PS5やX box Series X、Nintendo Switchといった家庭用ゲーム機は、テレビに接続して遊ぶように作られています。ところが、「APEX Legend」のようなシューティングゲームや「ストリートファイターV」をはじめとする格闘ゲームの上級プレイヤーの間では、テレビではなくゲーミングモニターでプレイすることが常識です。


ゲーミングモニターとテレビの違いはどこなの?

ゲーミングモニターとテレビの違い

ゲーミングモニターとは、パソコンでゲームをすることに特化して設計されたモニター。テレビと異なり放送受信用のチューナーや録画機能は搭載されていません。また、同じ画面サイズで比較した場合、価格はテレビの倍近くとなります。

価格が倍近くなるにはそれなりの理由があり、ゲーミングモニター最大の特徴は、画面表示の遅延が少ないことにあります。テレビ・ゲーミングモニターいずれも、外部機器をHDMI端子などで接続した際には、画像信号の処理が行われます。

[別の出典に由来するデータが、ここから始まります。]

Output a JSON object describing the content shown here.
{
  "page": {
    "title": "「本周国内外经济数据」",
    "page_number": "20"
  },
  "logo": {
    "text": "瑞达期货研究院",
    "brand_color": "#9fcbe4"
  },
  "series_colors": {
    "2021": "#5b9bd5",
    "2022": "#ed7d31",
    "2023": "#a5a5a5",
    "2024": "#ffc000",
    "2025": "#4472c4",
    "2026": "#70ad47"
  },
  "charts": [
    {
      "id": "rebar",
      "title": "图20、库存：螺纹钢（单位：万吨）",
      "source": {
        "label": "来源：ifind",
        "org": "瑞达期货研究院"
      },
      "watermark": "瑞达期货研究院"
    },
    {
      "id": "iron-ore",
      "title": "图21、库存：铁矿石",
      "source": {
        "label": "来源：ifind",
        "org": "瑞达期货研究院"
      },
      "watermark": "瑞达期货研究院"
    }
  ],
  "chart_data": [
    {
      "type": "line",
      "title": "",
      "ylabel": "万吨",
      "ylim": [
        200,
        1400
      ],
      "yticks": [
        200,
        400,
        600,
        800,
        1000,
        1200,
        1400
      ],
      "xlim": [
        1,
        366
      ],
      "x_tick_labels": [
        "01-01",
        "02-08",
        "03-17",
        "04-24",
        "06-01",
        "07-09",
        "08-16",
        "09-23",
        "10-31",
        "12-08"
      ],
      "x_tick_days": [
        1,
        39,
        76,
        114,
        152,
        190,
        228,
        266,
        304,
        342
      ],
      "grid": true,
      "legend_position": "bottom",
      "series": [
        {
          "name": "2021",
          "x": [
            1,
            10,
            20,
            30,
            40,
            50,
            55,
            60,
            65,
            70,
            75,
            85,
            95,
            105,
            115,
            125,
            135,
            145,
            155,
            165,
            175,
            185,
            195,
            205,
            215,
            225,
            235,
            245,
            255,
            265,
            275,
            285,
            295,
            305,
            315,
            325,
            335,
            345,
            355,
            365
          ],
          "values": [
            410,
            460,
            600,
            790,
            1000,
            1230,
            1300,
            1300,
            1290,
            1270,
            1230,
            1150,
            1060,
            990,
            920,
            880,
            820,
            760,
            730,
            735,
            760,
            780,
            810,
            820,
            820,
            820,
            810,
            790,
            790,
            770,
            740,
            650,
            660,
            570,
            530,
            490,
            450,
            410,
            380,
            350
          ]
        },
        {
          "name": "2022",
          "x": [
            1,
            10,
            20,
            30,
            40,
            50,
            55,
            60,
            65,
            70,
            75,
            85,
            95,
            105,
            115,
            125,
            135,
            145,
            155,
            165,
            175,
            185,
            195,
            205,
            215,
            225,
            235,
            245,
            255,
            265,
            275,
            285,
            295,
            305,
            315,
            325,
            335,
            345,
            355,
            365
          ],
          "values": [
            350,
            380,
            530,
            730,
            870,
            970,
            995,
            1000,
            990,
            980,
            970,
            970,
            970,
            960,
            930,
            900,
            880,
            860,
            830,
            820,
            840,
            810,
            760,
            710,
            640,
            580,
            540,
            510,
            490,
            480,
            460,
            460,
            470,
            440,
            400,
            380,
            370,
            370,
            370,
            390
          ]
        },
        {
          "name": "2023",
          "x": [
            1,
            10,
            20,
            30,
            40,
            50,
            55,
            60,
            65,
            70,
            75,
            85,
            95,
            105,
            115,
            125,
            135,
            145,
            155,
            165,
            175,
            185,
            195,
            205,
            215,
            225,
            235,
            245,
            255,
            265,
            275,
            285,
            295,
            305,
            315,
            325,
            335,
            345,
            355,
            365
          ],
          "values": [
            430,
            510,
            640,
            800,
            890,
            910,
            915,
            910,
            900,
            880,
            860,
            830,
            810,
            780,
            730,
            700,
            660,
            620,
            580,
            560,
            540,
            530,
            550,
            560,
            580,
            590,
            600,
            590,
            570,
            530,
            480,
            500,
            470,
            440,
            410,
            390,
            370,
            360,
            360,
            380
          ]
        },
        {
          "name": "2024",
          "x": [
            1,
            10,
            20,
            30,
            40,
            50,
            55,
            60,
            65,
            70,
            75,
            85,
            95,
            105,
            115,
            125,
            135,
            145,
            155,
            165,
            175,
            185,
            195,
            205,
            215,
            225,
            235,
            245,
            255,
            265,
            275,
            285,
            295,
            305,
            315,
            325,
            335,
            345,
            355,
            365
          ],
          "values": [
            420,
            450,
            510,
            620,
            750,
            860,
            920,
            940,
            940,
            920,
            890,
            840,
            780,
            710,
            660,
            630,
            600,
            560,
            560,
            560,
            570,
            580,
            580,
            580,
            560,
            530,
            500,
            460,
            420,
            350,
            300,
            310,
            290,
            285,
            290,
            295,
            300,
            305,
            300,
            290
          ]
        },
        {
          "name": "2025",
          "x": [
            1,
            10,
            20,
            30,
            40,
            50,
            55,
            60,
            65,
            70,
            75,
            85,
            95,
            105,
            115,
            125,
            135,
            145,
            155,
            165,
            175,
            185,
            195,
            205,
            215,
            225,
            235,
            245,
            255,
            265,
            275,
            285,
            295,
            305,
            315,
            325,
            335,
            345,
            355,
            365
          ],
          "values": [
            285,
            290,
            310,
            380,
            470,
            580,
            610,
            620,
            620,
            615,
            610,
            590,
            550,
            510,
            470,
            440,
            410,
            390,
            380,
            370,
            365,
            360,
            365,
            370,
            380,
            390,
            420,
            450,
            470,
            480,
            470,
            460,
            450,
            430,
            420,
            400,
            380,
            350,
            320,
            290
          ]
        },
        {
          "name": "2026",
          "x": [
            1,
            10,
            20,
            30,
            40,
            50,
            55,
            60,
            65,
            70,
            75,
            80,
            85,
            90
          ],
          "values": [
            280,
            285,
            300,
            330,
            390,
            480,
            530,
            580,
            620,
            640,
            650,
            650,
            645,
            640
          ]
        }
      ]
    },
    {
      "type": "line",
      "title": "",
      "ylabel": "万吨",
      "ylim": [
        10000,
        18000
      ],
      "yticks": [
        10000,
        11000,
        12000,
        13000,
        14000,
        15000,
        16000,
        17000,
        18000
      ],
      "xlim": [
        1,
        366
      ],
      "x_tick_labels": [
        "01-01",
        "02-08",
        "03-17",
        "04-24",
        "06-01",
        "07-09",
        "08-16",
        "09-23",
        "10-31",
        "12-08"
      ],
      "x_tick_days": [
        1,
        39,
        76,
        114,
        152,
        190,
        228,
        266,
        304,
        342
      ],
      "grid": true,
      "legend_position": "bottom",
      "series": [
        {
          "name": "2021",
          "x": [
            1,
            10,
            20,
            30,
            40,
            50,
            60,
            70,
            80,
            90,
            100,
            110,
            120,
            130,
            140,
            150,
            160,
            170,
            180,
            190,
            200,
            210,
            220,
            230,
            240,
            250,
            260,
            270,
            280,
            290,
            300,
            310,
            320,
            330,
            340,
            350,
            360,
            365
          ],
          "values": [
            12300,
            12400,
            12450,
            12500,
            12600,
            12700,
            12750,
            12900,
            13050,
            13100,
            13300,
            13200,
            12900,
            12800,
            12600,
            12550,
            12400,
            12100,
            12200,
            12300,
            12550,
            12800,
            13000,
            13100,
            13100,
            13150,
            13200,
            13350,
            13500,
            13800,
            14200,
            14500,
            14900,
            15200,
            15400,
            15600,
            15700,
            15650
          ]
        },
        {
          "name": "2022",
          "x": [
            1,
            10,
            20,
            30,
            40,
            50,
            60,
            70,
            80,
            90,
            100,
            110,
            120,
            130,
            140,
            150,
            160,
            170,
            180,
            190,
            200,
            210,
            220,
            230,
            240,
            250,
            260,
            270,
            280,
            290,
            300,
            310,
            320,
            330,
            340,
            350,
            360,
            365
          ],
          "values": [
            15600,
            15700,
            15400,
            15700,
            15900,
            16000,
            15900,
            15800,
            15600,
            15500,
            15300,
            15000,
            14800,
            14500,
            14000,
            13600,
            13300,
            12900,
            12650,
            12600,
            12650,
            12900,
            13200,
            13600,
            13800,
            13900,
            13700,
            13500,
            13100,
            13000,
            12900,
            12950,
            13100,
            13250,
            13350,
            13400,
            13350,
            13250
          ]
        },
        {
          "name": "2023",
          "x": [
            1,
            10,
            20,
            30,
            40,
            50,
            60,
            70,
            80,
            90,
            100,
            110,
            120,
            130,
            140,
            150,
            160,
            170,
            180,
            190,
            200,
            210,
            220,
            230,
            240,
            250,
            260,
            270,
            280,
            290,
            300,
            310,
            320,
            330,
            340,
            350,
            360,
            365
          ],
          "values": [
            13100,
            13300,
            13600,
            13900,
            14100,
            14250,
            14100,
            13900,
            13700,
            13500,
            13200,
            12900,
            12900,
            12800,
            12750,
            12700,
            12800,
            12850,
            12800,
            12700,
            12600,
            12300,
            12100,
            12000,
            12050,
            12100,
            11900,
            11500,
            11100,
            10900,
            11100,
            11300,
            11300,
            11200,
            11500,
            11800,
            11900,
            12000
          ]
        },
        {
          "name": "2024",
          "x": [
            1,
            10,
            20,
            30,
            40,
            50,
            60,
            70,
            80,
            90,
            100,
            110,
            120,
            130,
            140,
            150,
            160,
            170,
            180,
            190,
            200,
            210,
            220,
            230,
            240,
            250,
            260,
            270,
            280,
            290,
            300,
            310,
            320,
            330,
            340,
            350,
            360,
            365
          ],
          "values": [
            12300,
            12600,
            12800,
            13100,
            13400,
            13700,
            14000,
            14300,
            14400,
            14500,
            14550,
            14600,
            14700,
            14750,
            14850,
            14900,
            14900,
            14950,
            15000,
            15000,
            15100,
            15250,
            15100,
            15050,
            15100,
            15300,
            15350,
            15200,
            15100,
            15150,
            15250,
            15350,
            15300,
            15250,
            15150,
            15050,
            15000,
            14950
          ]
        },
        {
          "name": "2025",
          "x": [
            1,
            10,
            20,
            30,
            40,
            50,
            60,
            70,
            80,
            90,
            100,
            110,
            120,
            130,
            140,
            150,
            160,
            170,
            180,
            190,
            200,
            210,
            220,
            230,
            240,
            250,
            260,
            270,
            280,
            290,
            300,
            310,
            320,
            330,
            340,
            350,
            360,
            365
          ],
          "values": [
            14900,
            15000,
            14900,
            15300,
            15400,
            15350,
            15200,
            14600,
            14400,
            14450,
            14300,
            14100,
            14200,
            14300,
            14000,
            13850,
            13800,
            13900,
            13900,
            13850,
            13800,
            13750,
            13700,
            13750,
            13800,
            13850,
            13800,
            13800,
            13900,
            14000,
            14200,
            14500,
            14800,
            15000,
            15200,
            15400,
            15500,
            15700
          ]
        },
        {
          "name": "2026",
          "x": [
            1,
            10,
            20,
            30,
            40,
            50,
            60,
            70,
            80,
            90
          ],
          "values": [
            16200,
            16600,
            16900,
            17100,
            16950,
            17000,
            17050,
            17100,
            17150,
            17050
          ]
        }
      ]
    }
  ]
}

画像信号の処理には、見かけ上の解像度を上げる超解像度処理、ノイズ処理などさまざまなものが存在。多くのテレビは画質重視で設計されるため、画像処理に時間がかかってしまいます。そのため、ゲーム機を接続してプレイする場合、この遅れ(表示遅延)が不利になることが多いのです。

ゲーミングモニターとテレビの処理

例えば、画像処理に0.1秒かかるテレビの場合、0.1秒前の画像を見ながらゲームをプレイすることになり、パッドでの操作とゲーム内の動きに0.1秒のズレが生じてしまいます。0.1秒とはいえ、シューティングゲームや格闘ゲームなどでは深刻な影響があり、上級プレイヤー同士の対戦になるほど遅延が大きいテレビでのプレイは不利になるのです。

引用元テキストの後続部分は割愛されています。